И вот он, кажется, наступает, предсказанный бродягой конец света. Во что же превращается душа людская после смерти? Меня как током ударило, горячая волна пробежала от макушки до пяток – так хотелось жить. Семилетний мальчик, я впервые задумался о смерти, которая раньше не занимала никакого места в моем сознании, впервые РЕАЛЬНО почувствовал грозное приближение безликой старухи с косой… День-другой – и душа моя предстанет перед небесным судилищем… Надо мной, над всем, что меня окружает, нависло черное облако смерти…

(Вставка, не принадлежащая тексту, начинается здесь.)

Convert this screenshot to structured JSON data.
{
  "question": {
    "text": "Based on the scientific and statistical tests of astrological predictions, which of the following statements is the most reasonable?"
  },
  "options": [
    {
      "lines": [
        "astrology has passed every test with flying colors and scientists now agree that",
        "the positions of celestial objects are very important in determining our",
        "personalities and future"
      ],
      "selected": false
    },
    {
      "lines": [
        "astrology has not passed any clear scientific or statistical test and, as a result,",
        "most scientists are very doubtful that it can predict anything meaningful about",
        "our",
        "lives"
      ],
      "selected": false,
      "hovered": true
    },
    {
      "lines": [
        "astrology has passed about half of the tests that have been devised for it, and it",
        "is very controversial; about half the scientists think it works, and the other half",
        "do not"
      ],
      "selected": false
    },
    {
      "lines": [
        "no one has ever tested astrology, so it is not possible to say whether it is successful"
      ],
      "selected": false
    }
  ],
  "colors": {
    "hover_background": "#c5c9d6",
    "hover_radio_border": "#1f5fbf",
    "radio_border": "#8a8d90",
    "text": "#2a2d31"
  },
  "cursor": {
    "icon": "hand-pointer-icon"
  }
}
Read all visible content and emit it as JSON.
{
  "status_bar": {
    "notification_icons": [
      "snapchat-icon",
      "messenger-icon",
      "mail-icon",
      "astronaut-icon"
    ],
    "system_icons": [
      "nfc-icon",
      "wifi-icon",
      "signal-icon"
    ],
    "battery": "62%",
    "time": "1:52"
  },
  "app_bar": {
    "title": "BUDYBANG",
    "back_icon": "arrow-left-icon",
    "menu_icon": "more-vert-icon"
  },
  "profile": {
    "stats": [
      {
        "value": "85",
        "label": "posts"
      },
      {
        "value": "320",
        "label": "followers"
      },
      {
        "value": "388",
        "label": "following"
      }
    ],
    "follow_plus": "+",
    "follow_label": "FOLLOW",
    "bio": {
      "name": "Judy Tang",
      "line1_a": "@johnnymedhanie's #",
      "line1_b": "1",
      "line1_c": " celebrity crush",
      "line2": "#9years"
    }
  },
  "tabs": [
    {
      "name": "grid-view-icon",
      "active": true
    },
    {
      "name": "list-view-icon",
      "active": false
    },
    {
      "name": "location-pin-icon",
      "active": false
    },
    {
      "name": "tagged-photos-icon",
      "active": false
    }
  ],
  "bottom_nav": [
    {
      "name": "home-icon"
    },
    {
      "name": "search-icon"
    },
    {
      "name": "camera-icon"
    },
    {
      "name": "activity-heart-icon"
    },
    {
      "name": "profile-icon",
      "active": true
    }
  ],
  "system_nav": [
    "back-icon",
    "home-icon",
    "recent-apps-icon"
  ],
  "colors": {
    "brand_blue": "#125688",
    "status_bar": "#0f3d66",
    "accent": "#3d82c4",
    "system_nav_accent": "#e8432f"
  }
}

Погрузка задерживалась. Подполковник сердился. Мать целовала отца, что-то быстро-быстро ему говорила. И вот – тронулись в путь. Машины – в неведомый город Аягуз и далекий Семипалатинск, старики со старухами – в горы Чингистау.

Сидя на арбе, я правил лошадью. Смерть, она не уехала вместе с людьми в Аягуз и Семипалатинск, она ждет нас в глубине Чингистау… Я боялся, но мне так хотелось стать, быть беркутом! Чтобы смело глядеть в глаза дедушке-льву! Чтобы гордились мною и мама, и брат, и сестренка! И – Кенже…

Наша арба шла первой. Я оглянулся и увидел вереницу телег, стариков, погонявших стадо. Близ нашей арбы вдруг остановилась машина, и из нее вышли отец и подполковник.

– Солдаты подберут для вас место стоянки, – сказал подполковник.

– Они что, лучше местных наши горы знают? – сердито отозвался дед.

– Ну… им виднее… – засмеялся подполковник, явно недовольный словами старика.

– Ну да, вы – умные, а мы – глупые. На смерть гоните, а вам все "виднее", – сплюнул дед.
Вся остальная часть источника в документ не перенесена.